The barrier to entry for new ISPs is usually regional incumbent pre-existing monopolies. While NN is _technically_ a regulation, it adds no cost to ISPs, especially startups. NN essentially prevents ISPs from buying/building extraneous hardware+software for the purpose of indexing origins of megabytes per customer for the purpose of double billing or throttling based on the ISPs contract with the content service provider (who already paid their ISP).
Generally regulation and competition are in opposition to one another. Regulations inhibit innovation. See Airline regulation.

That's not say regulations are a bad thing - how much innovation do you want in the handling of your food? But at the same time it's worth being aware the regulations are written slowly, tend to be inflexible and get written by people who are informed about the subject matter which is to say are incumbents with a vested interest in the status quo.

That's exactly what's happening. But the FCC does not have the power to do that because that falls under the jurisdiction of the FTC.

They announced this a few days ago [0]. NN would have nationalized the internet which is the opposite of what we want. But everyone is spreading FUD online and calling for title II clasification. We don't want the government controlling the internet. We want them preventing bad business practices that hurt consumers (i.e. break up monopolies). The FCC can't do that, but they can work with the FTC who can.

[0] https://www.ftc.gov/news-events/press-releases/2017/12/ftc-f...

I don't see how NN would slow down breaking monopolies. The cost of complying with NN for new ISPs is negligible. And what do you mean by government "controlling" the internet? What are they deciding, exactly? As far as I know, it's just making sure that NN (the default state of computer networks) is preserved, by having them disclosing some data to the public.
I think this is a damaging perspective. Sure, it's not a bad goal, but I strongly disagree with the implication that we should drop the fight for net neutrality in return for a faint sliver of hope of some small progress.

As far as I can tell, the only effective way to break up ISP monopolies would be to force allowing any/all companies to share the wires to your house. As long as one company owns the physical wires and a competing service would have to physically lay down new, redundant infrastructure, there's no chance due to the costs involved.

And it will be difficult, painstaking, and incremental to pass those kinds of laws (probably starts at the state and local level). It will take years and years.

NN was a simple, single federal law that protected all Americans everywhere and was already in place. So while improved competition is a good long-term goal to shoot for, it should be complementary to NN, definitely not a replacement.
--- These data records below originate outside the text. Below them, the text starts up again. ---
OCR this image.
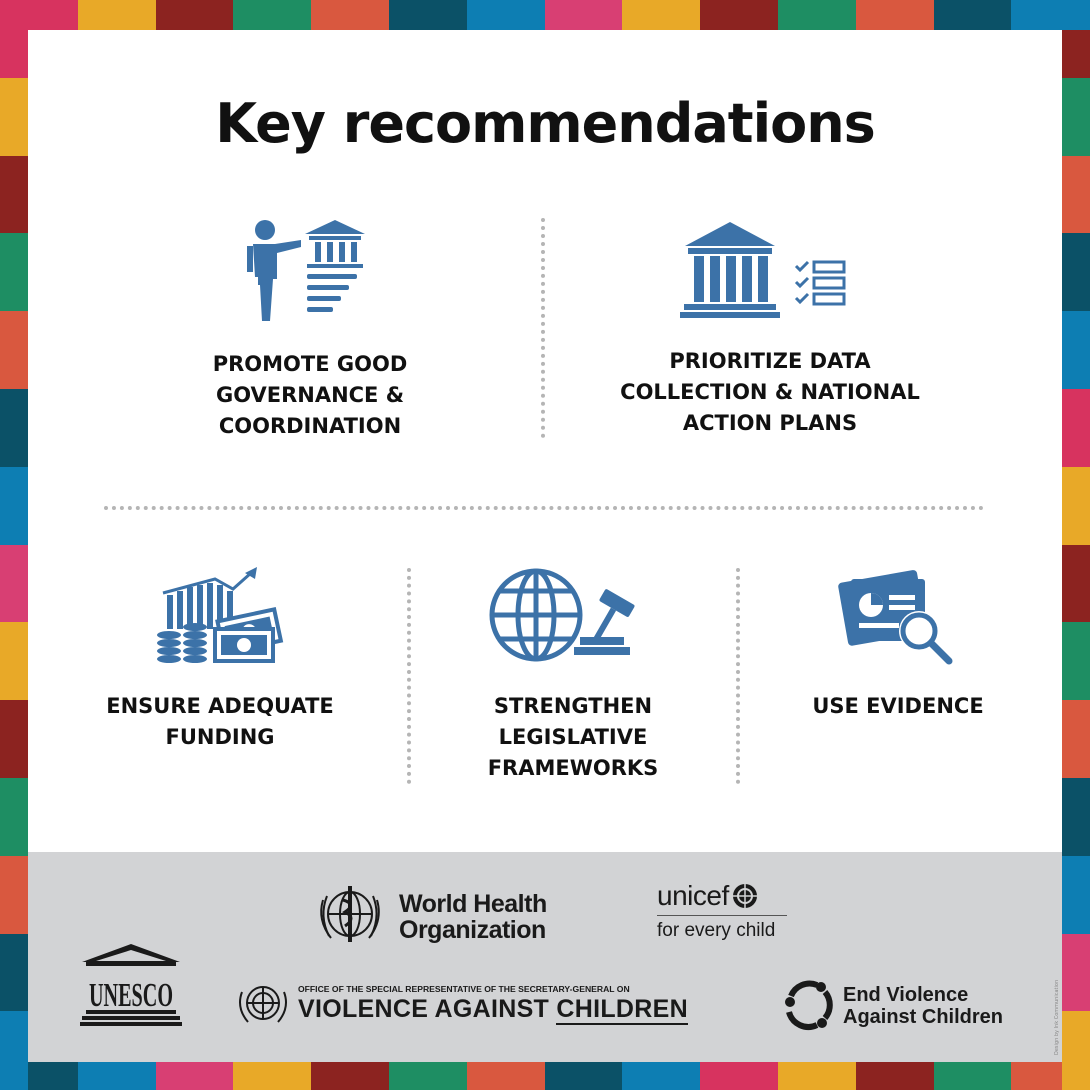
Key recommendations
PROMOTE GOOD
GOVERNANCE &
COORDINATION
PRIORITIZE DATA
COLLECTION & NATIONAL
ACTION PLANS
ENSURE ADEQUATE
FUNDING
STRENGTHEN
LEGISLATIVE
FRAMEWORKS
USE EVIDENCE
World Health
Organization
unicef
for every child
UNESCO	OFFICE OF THE SPECIAL REPRESENTATIVE OF THE SECRETARY-GENERAL ON
VIOLENCE AGAINST CHILDREN	End Violence
Against Children	Design by Ink Communication
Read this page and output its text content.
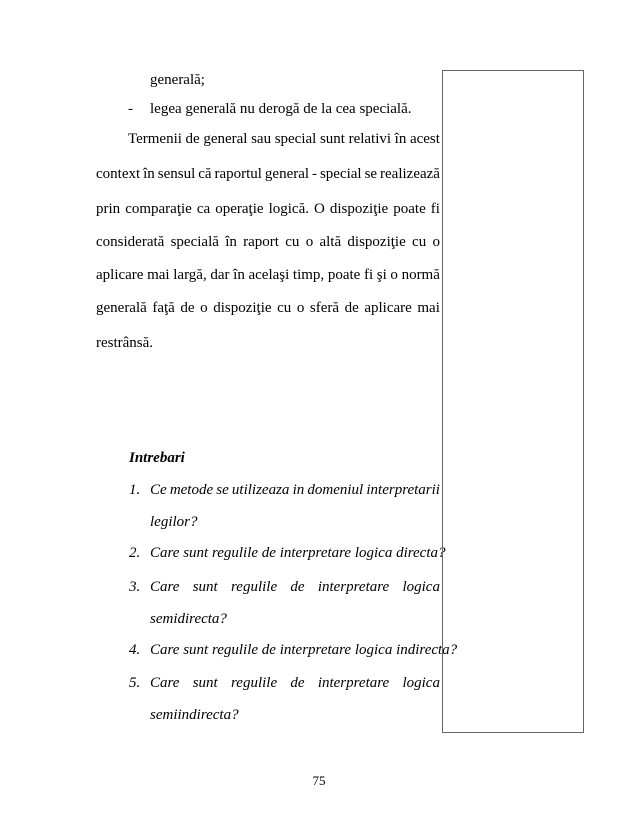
generală;
- legea generală nu derogă de la cea specială.
Termenii de general sau special sunt relativi în acest
context în sensul că raportul general - special se realizează
prin comparaţie ca operaţie logică. O dispoziţie poate fi
considerată specială în raport cu o altă dispoziţie cu o
aplicare mai largă, dar în acelaşi timp, poate fi şi o normă
generală faţă de o dispoziţie cu o sferă de aplicare mai
restrânsă.
Intrebari
1. Ce metode se utilizeaza in domeniul interpretarii
legilor?
2. Care sunt regulile de interpretare logica directa?
3. Care sunt regulile de interpretare logica
semidirecta?
4. Care sunt regulile de interpretare logica indirecta?
5. Care sunt regulile de interpretare logica
semiindirecta?
75
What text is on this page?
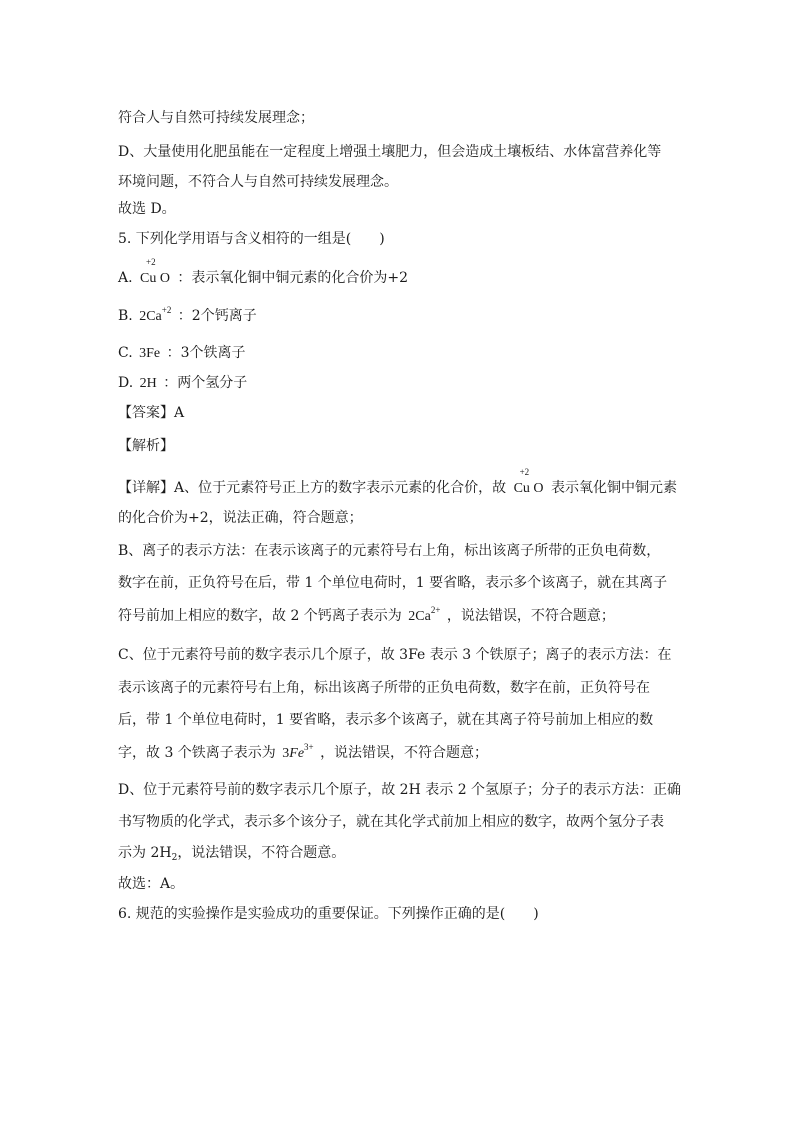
符合人与自然可持续发展理念；
D、大量使用化肥虽能在一定程度上增强土壤肥力，但会造成土壤板结、水体富营养化等
环境问题，不符合人与自然可持续发展理念。
故选 D。
5. 下列化学用语与含义相符的一组是(　　)
A.
+2
Cu O ：表示氧化铜中铜元素的化合价为+2
B. $2Ca^{+2}$ ：2个钙离子
C. 3Fe ：3个铁离子
D. 2H ：两个氢分子
【答案】A
【解析】
【详解】A、位于元素符号正上方的数字表示元素的化合价，故
+2
Cu O 表示氧化铜中铜元素
的化合价为+2，说法正确，符合题意；
B、离子的表示方法：在表示该离子的元素符号右上角，标出该离子所带的正负电荷数，
数字在前，正负符号在后，带 1 个单位电荷时，1 要省略，表示多个该离子，就在其离子
符号前加上相应的数字，故 2 个钙离子表示为 $2Ca^{2+}$ ，说法错误，不符合题意；
C、位于元素符号前的数字表示几个原子，故 3Fe 表示 3 个铁原子；离子的表示方法：在
表示该离子的元素符号右上角，标出该离子所带的正负电荷数，数字在前，正负符号在
后，带 1 个单位电荷时，1 要省略，表示多个该离子，就在其离子符号前加上相应的数
字，故 3 个铁离子表示为 $3Fe^{3+}$ ，说法错误，不符合题意；
D、位于元素符号前的数字表示几个原子，故 2H 表示 2 个氢原子；分子的表示方法：正确
书写物质的化学式，表示多个该分子，就在其化学式前加上相应的数字，故两个氢分子表
示为 $2H_2$，说法错误，不符合题意。
故选：A。
6. 规范的实验操作是实验成功的重要保证。下列操作正确的是(　　)
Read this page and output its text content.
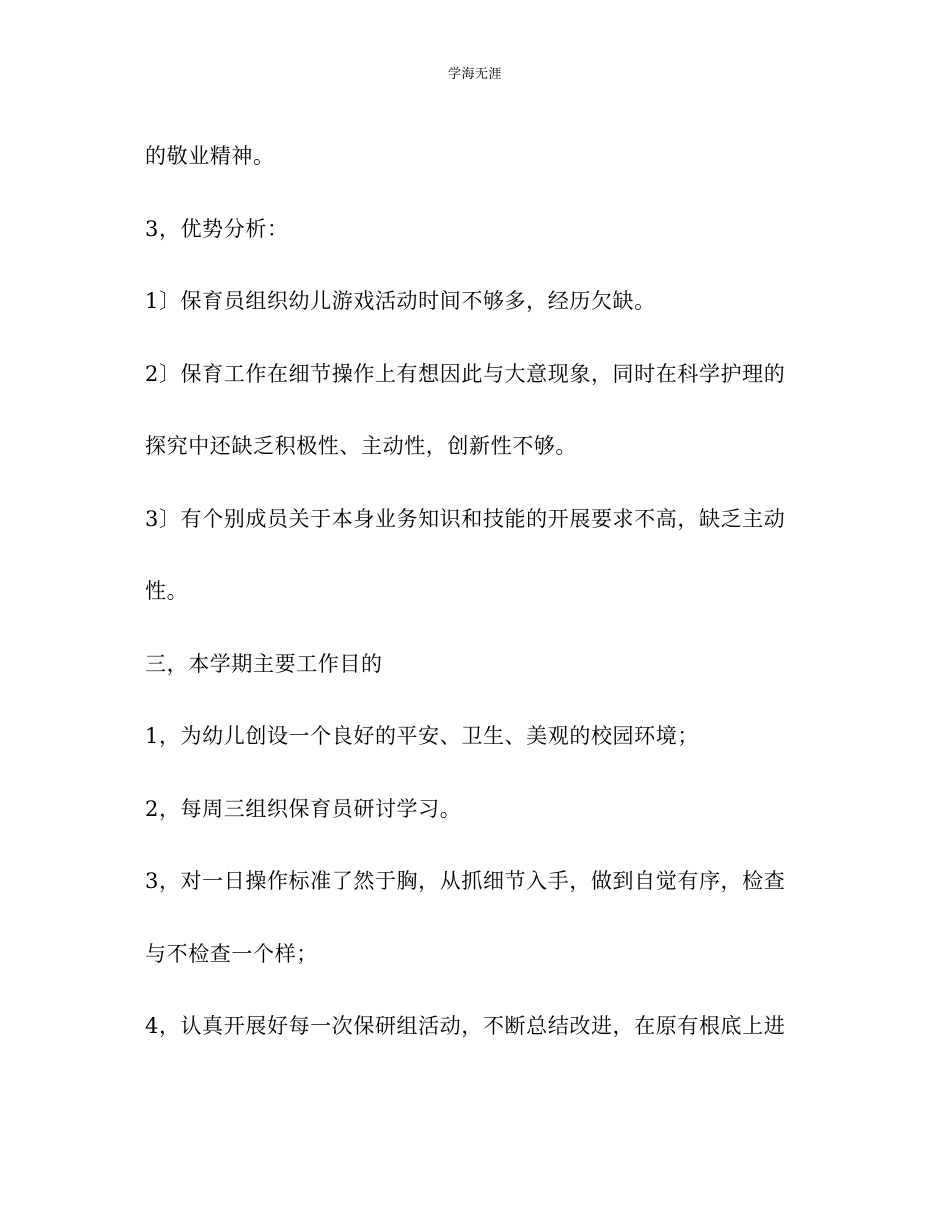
学海无涯
的敬业精神。
3，优势分析：
1〕保育员组织幼儿游戏活动时间不够多，经历欠缺。
2〕保育工作在细节操作上有想因此与大意现象，同时在科学护理的
探究中还缺乏积极性、主动性，创新性不够。
3〕有个别成员关于本身业务知识和技能的开展要求不高，缺乏主动
性。
三，本学期主要工作目的
1，为幼儿创设一个良好的平安、卫生、美观的校园环境；
2，每周三组织保育员研讨学习。
3，对一日操作标准了然于胸，从抓细节入手，做到自觉有序，检查
与不检查一个样；
4，认真开展好每一次保研组活动，不断总结改进，在原有根底上进
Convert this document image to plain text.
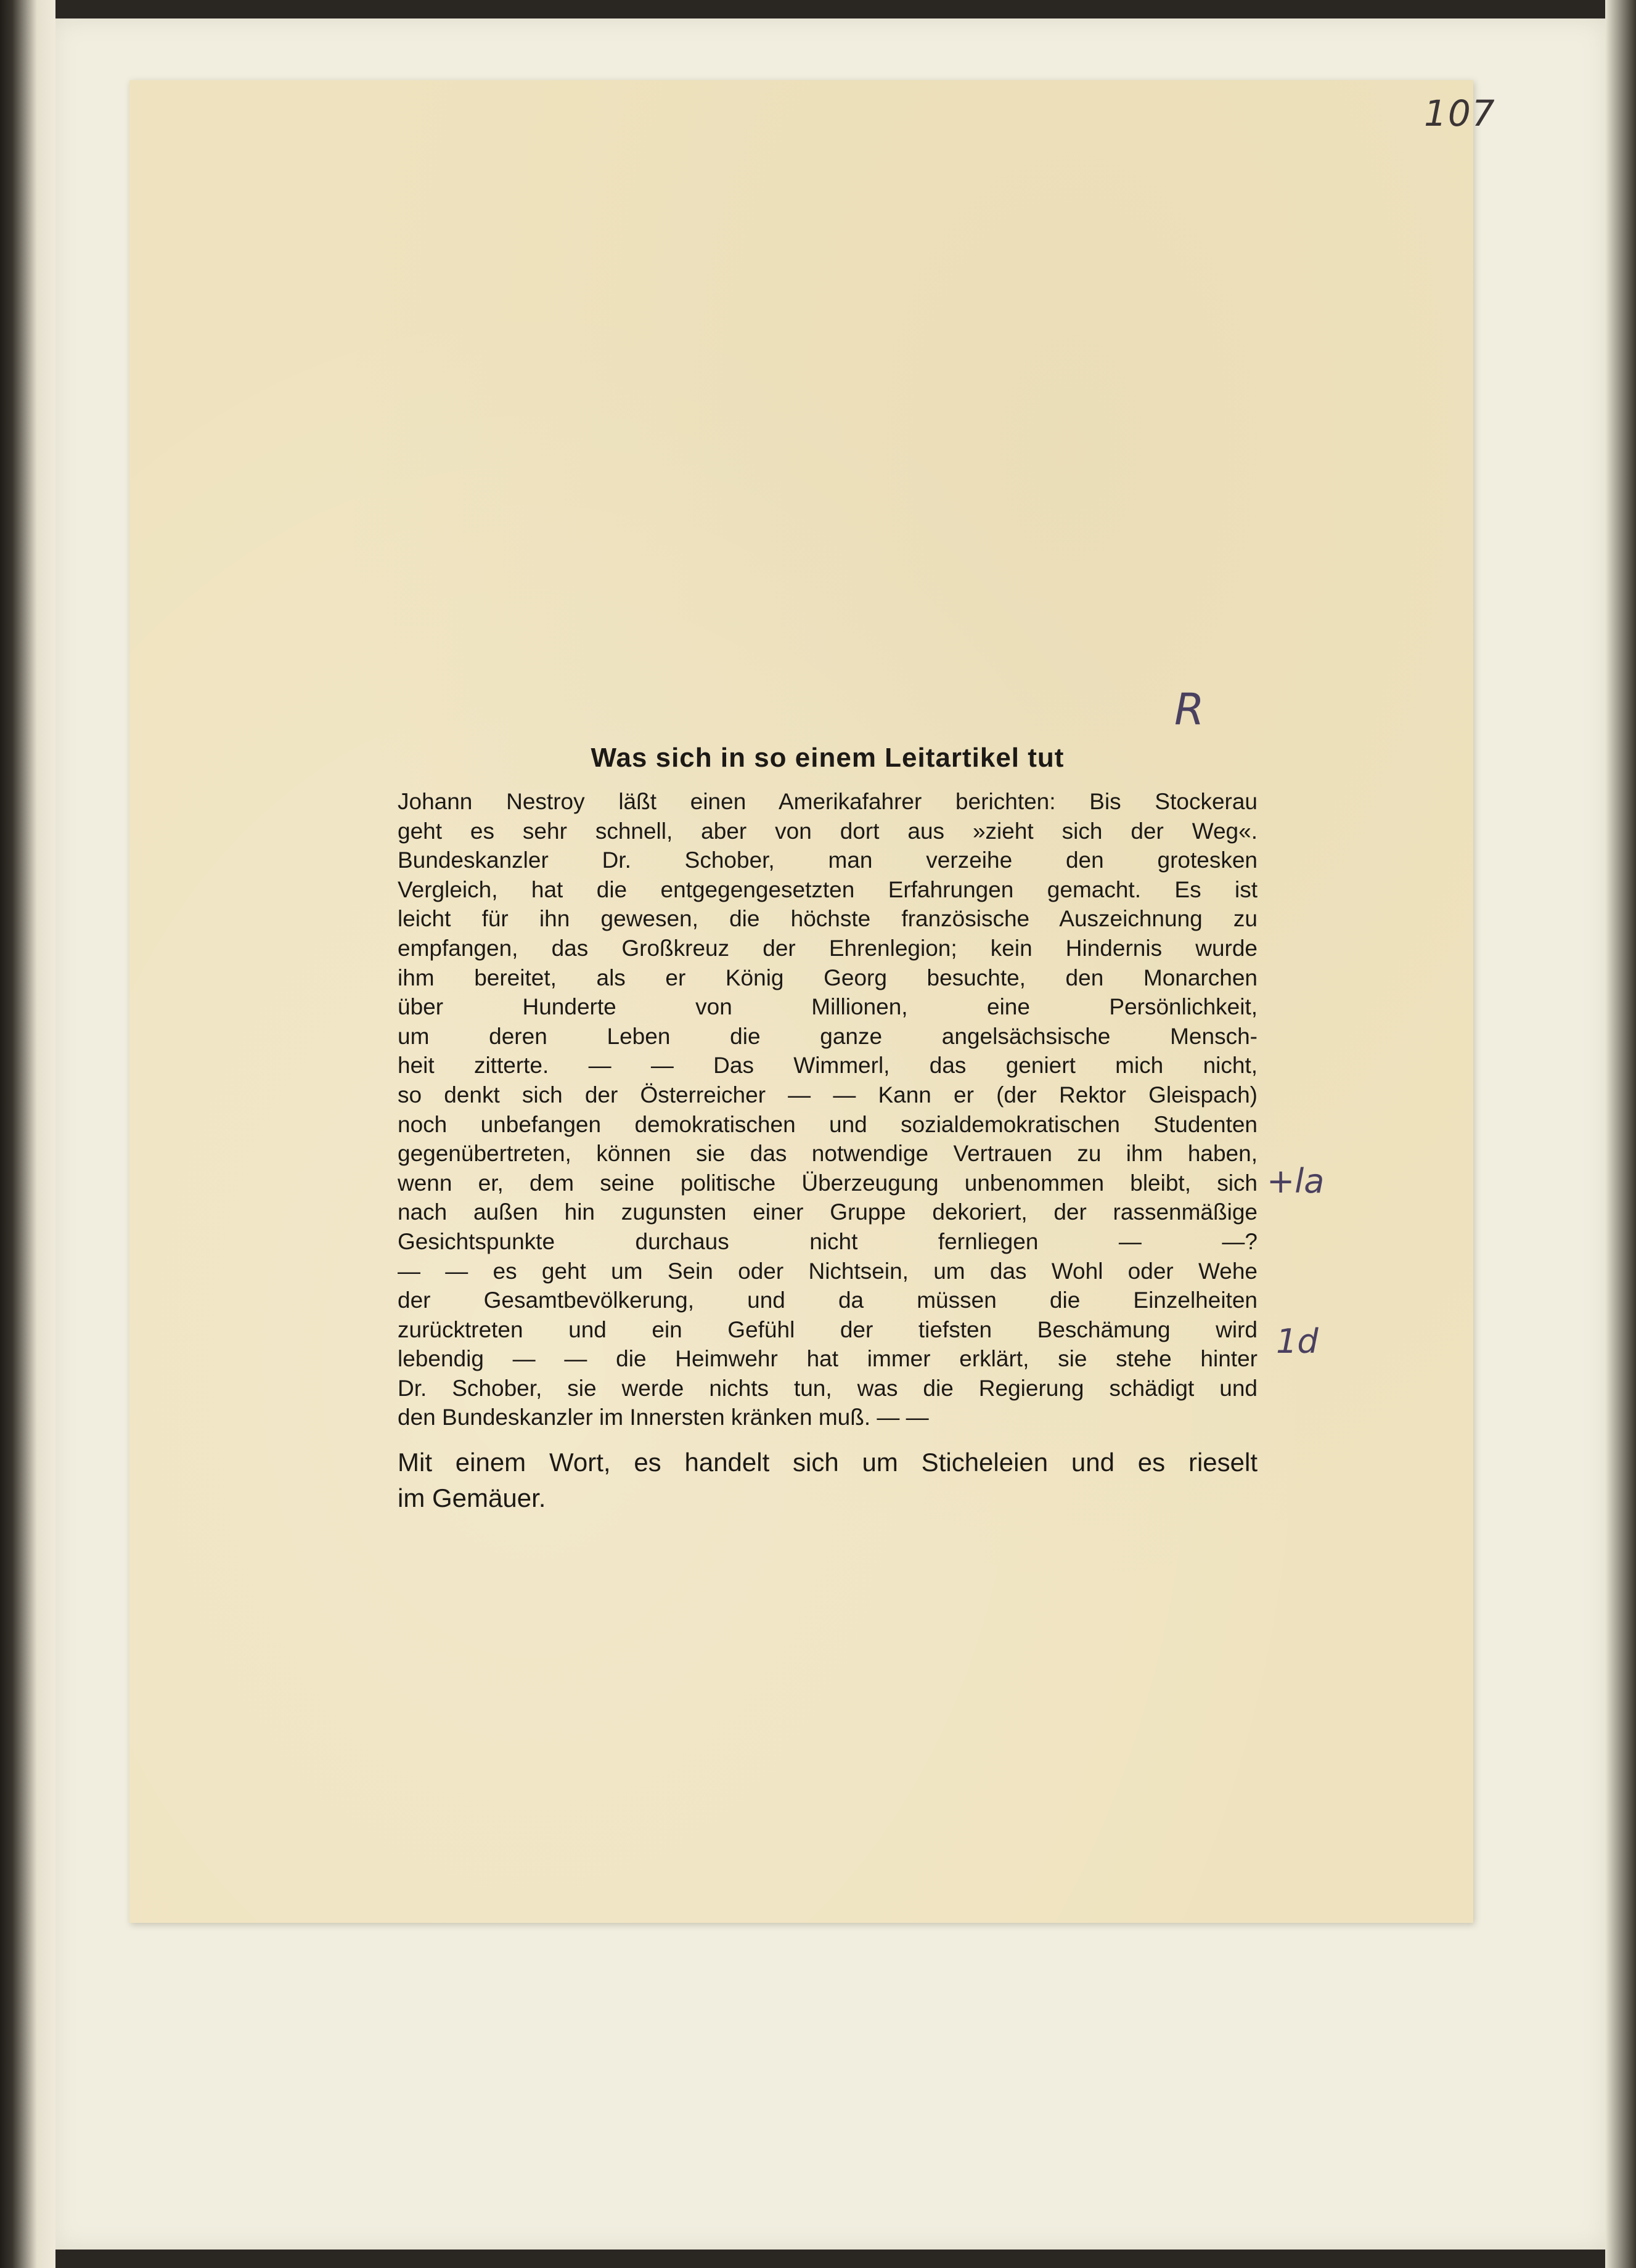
107
R
+la
1d
Was sich in so einem Leitartikel tut
Johann Nestroy läßt einen Amerikafahrer berichten: Bis Stockerau
geht es sehr schnell, aber von dort aus »zieht sich der Weg«.
Bundeskanzler Dr. Schober, man verzeihe den grotesken
Vergleich, hat die entgegengesetzten Erfahrungen gemacht. Es ist
leicht für ihn gewesen, die höchste französische Auszeichnung zu
empfangen, das Großkreuz der Ehrenlegion; kein Hindernis wurde
ihm bereitet, als er König Georg besuchte, den Monarchen
über Hunderte von Millionen, eine Persönlichkeit,
um deren Leben die ganze angelsächsische Mensch-
heit zitterte. — — Das Wimmerl, das geniert mich nicht,
so denkt sich der Österreicher — — Kann er (der Rektor Gleispach)
noch unbefangen demokratischen und sozialdemokratischen Studenten
gegenübertreten, können sie das notwendige Vertrauen zu ihm haben,
wenn er, dem seine politische Überzeugung unbenommen bleibt, sich
nach außen hin zugunsten einer Gruppe dekoriert, der rassenmäßige
Gesichtspunkte durchaus nicht fernliegen — —?
— — es geht um Sein oder Nichtsein, um das Wohl oder Wehe
der Gesamtbevölkerung, und da müssen die Einzelheiten
zurücktreten und ein Gefühl der tiefsten Beschämung wird
lebendig — — die Heimwehr hat immer erklärt, sie stehe hinter
Dr. Schober, sie werde nichts tun, was die Regierung schädigt und
den Bundeskanzler im Innersten kränken muß. — —
Mit einem Wort, es handelt sich um Sticheleien und es rieselt
im Gemäuer.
Sharing wires is not where the problem is. These days last mile can be very very cheap as long as there is no rent seeking anywhere or regulations denying open access to the infrastructure for the last mile. So what is needed is a law that exempts ISPs somehow from the decades of anti-competitive regulations, guarantees open access to the infrastructure, prevents monopolies and local authorities from rent seeking, denying or overpricing such access.